UK's EMI to Cut Up to 2,000 Jobs

British music company EMI is to axe up to 2,000 jobs in a restructuring plan by its new private-equity owners to save up to 200 million pounds ($392 million) a year and recast itself for the digital age.

EMI
AP
EMI

The worldwide cuts at EMI, home to The Beatles, Coldplay and Kylie Minogue, will come from the troubled recorded music division which has around 4,500 staff and which has been hit hard in recent years by the fall in CD sales, Internet piracy and a poor release schedule.

In the list of Britain's biggest-selling albums in 2007, EMI's highest entry was at 26, with Lily Allen's Alright, Still.

In a bid to allow the labels to focus on discovering new artists, the company plans to bring its marketing, sales and distribution into a single division over the next six months.

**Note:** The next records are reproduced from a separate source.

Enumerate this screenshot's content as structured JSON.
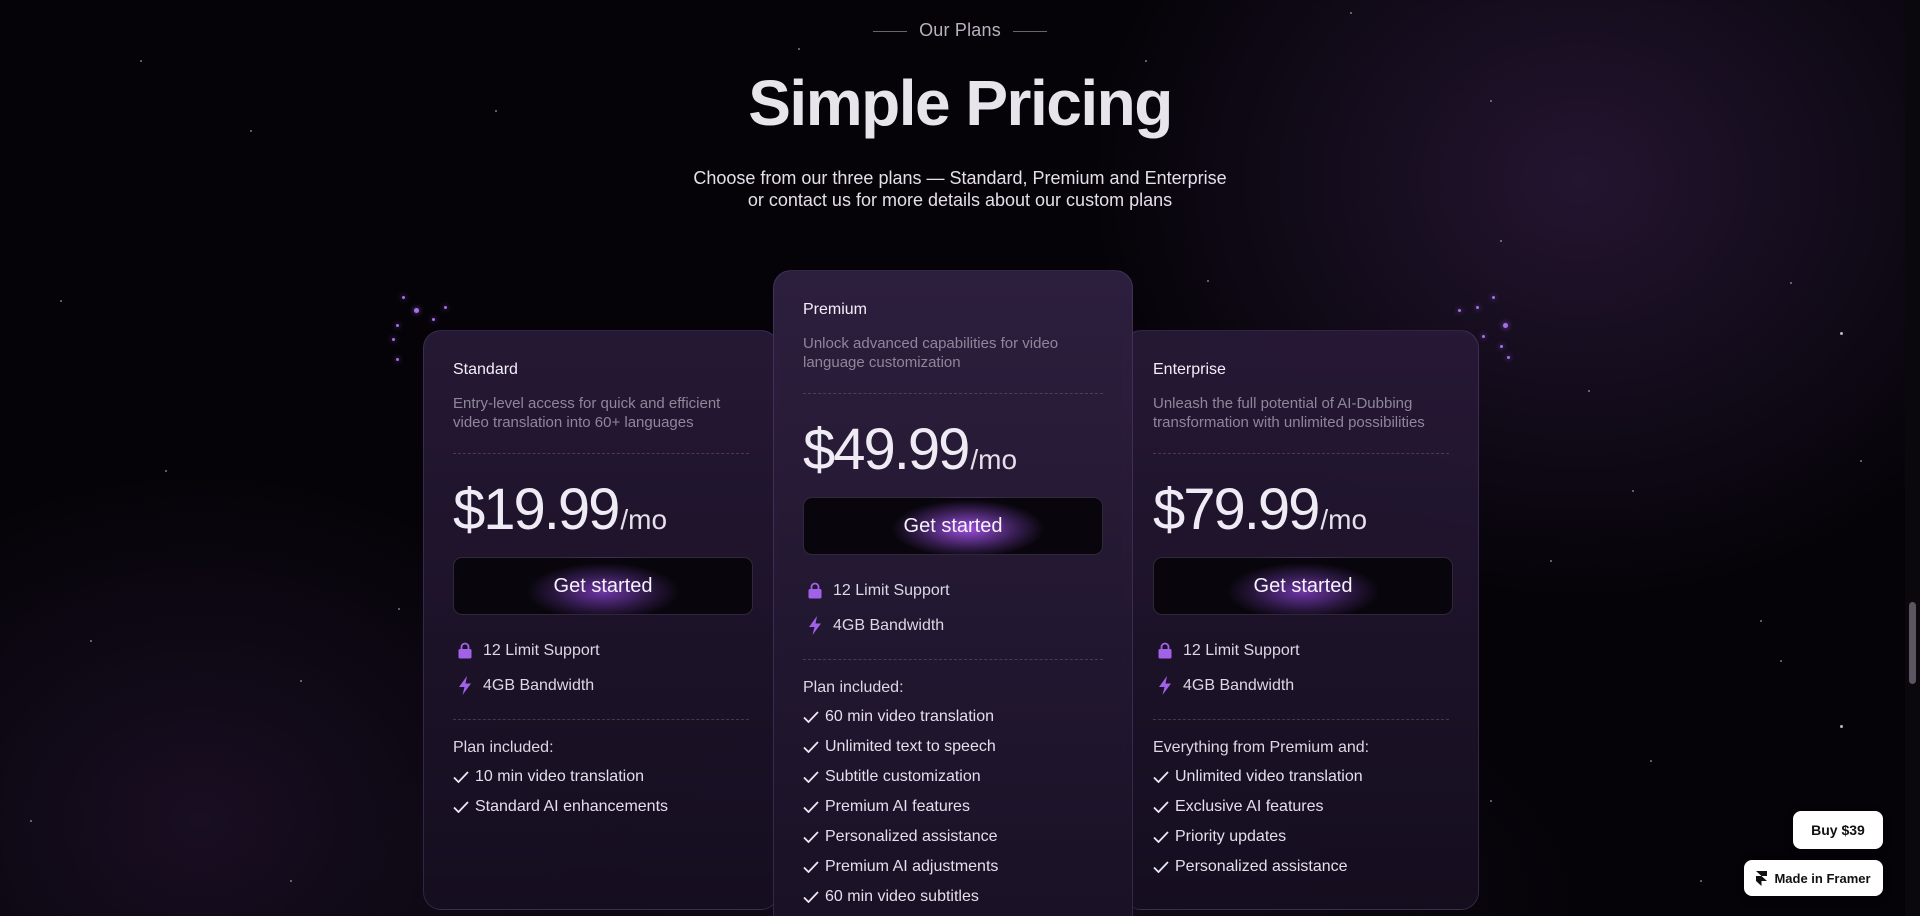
{
  "header": {
    "eyebrow": "Our Plans",
    "title": "Simple Pricing",
    "subtitle_line1": "Choose from our three plans — Standard, Premium and Enterprise",
    "subtitle_line2": "or contact us for more details about our custom plans"
  },
  "plans": [
    {
      "name": "Standard",
      "desc_line1": "Entry-level access for quick and efficient",
      "desc_line2": "video translation into 60+ languages",
      "price": "$19.99",
      "per": "/mo",
      "cta": "Get started",
      "resources": [
        "12 Limit Support",
        "4GB Bandwidth"
      ],
      "included_title": "Plan included:",
      "features": [
        "10 min video translation",
        "Standard AI enhancements"
      ]
    },
    {
      "name": "Premium",
      "desc_line1": "Unlock advanced capabilities for video",
      "desc_line2": "language customization",
      "price": "$49.99",
      "per": "/mo",
      "cta": "Get started",
      "resources": [
        "12 Limit Support",
        "4GB Bandwidth"
      ],
      "included_title": "Plan included:",
      "features": [
        "60 min video translation",
        "Unlimited text to speech",
        "Subtitle customization",
        "Premium AI features",
        "Personalized assistance",
        "Premium AI adjustments",
        "60 min video subtitles"
      ]
    },
    {
      "name": "Enterprise",
      "desc_line1": "Unleash the full potential of AI-Dubbing",
      "desc_line2": "transformation with unlimited possibilities",
      "price": "$79.99",
      "per": "/mo",
      "cta": "Get started",
      "resources": [
        "12 Limit Support",
        "4GB Bandwidth"
      ],
      "included_title": "Everything from Premium and:",
      "features": [
        "Unlimited video translation",
        "Exclusive AI features",
        "Priority updates",
        "Personalized assistance"
      ]
    }
  ],
  "icons": {
    "resource_0": "lock-icon",
    "resource_1": "lightning-bolt-icon",
    "feature": "checkmark-icon",
    "framer": "framer-logo-icon"
  },
  "floating": {
    "buy_label": "Buy $39",
    "framer_label": "Made in Framer"
  },
  "colors": {
    "accent": "#a162e8",
    "background": "#050308",
    "card": "#221630"
  }
}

But the plans have already angered many of its big-name artists including Robbie Williams who has threatened to withhold his next album over fears that EMI will not be able to devote enough time, money and people to promoting new releases.

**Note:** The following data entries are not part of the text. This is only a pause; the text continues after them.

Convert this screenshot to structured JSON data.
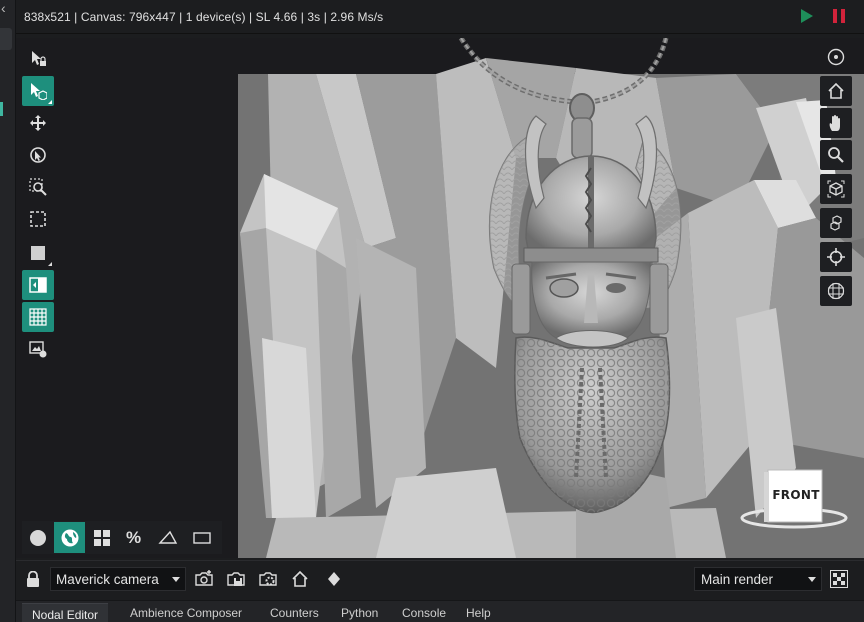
{
  "status_bar": {
    "text": "838x521 | Canvas: 796x447 | 1 device(s) | SL 4.66 | 3s | 2.96 Ms/s",
    "play_icon": "play-icon",
    "pause_icon": "pause-icon",
    "play_color": "#1e8f5a",
    "pause_color": "#d2233b"
  },
  "left_toolbar": {
    "tools": [
      {
        "icon": "lock-select-icon",
        "active": false
      },
      {
        "icon": "object-select-icon",
        "active": true
      },
      {
        "icon": "move-icon",
        "active": false
      },
      {
        "icon": "focus-pick-icon",
        "active": false
      },
      {
        "icon": "zoom-region-icon",
        "active": false
      },
      {
        "icon": "region-select-icon",
        "active": false
      },
      {
        "icon": "region-render-icon",
        "active": false
      },
      {
        "icon": "split-view-icon",
        "active": true
      },
      {
        "icon": "grid-overlay-icon",
        "active": true
      },
      {
        "icon": "image-settings-icon",
        "active": false
      }
    ]
  },
  "right_toolbar": {
    "tools": [
      "focus-target-icon",
      "home-icon",
      "pan-hand-icon",
      "zoom-icon",
      "fit-object-icon",
      "fit-scene-icon",
      "crosshair-icon",
      "grid-sphere-icon"
    ]
  },
  "viewport": {
    "orientation_label": "FRONT",
    "accent_color": "#1e8f7d"
  },
  "render_modes": {
    "items": [
      "solid-sphere-icon",
      "globe-icon",
      "quad-view-icon",
      "fraction-icon",
      "triangle-icon",
      "rectangle-icon"
    ],
    "fraction_glyph": "%",
    "active_index": 1
  },
  "camera_bar": {
    "lock_icon": "lock-icon",
    "camera_value": "Maverick camera",
    "buttons": [
      "camera-add-icon",
      "camera-save-icon",
      "camera-settings-icon",
      "camera-home-icon",
      "keyframe-icon"
    ],
    "render_value": "Main render",
    "grid_icon": "checker-grid-icon"
  },
  "tabs": [
    "Nodal Editor",
    "Ambience Composer",
    "Counters",
    "Python",
    "Console",
    "Help"
  ],
  "active_tab": 0
}
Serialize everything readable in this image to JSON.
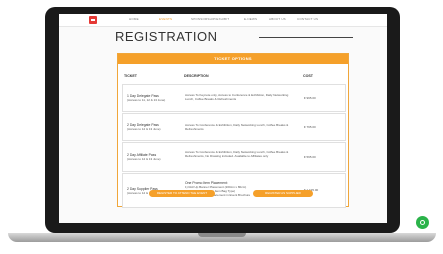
{
  "nav": {
    "items": [
      "HOME",
      "EVENTS",
      "SPONSORSHIP/EXHIBIT",
      "E-NEWS",
      "ABOUT US",
      "CONTACT US"
    ],
    "active_index": 1
  },
  "page": {
    "title": "REGISTRATION"
  },
  "ticket_table": {
    "header": "TICKET OPTIONS",
    "columns": {
      "ticket": "TICKET",
      "description": "DESCRIPTION",
      "cost": "COST"
    },
    "rows": [
      {
        "name": "1 Day Delegate Pass",
        "date": "(Access to 11, 12 & 13 June)",
        "description": "Access To Keynote only, Access to Conference & Exhibition, Daily Networking Lunch, Coffee Breaks & Refreshments",
        "cost": "€ 995.00"
      },
      {
        "name": "2 Day Delegate Pass",
        "date": "(Access to 12 & 13 June)",
        "description": "Access To Conference & Exhibition, Daily Networking Lunch, Coffee Breaks & Refreshments",
        "cost": "€ 795.00"
      },
      {
        "name": "2 Day Affiliate Pass",
        "date": "(Access to 12 & 13 June)",
        "description": "Access To Conference & Exhibition, Daily Networking Lunch, Coffee Breaks & Refreshments, No Drawing included. Available to Affiliates only",
        "cost": "€ 595.00"
      },
      {
        "name": "2 Day Supplier Pass",
        "date": "(Access to 12 & 13 June)",
        "description": "One Promo Item Placement:",
        "extras": [
          "1) Roll Up Banner Placement (200cm x 80cm)",
          "2) Cowgate (Cordless Item Bag Type)",
          "3) Full Page Advert Placement in Event Brochure"
        ],
        "cost": "€ 1 195.00"
      }
    ],
    "buttons": [
      "REGISTER TO ATTEND THE EVENT",
      "REGISTER AS SUPPLIER"
    ]
  },
  "colors": {
    "accent": "#f5a02a",
    "nav_active": "#f0961e",
    "logo": "#e53935",
    "chat": "#2bb34a"
  },
  "icons": {
    "logo": "brand-logo-icon",
    "chat": "whatsapp-chat-icon"
  }
}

Between 1,500 and 2,000 jobs will go.

"We have spent a long time looking intensely at EMI and the problems faced by its recorded music division which, like the rest of the music industry, has been struggling to respond to the challenges posed by a digital environment," new owner Terra Firma boss Guy Hands said.

"The changes we are announcing today will ensure that this iconic company will be creating wonderful music in a way that is profitable and sustainable."

The announcement follows a three-month review by Terra Firma which bought EMI last year for 2.4 billion pounds, or 3.2 billion pounds including debt, after years of speculation about the group's future.

At the time of the purchase, Hands said EMI would look to increase its digital sales, keep the company intact and securitize its more reliable music-publishing assets.

But that last proposal, which would have allowed it to borrow against revenues from the publishing division, has been put on hold, while criticism from its headline artists has intensified.

British group Radiohead left last year, describing the new management as behaving like "confused bulls in a china shop," while Paul McCartney quit, labeling the company "really very boring."

And it has all been played out in the world's press, keen to see if Guy Hands and his "suits" can turn the company around.

Hands was meeting staff in central London on Tuesday morning to inform them of his plans.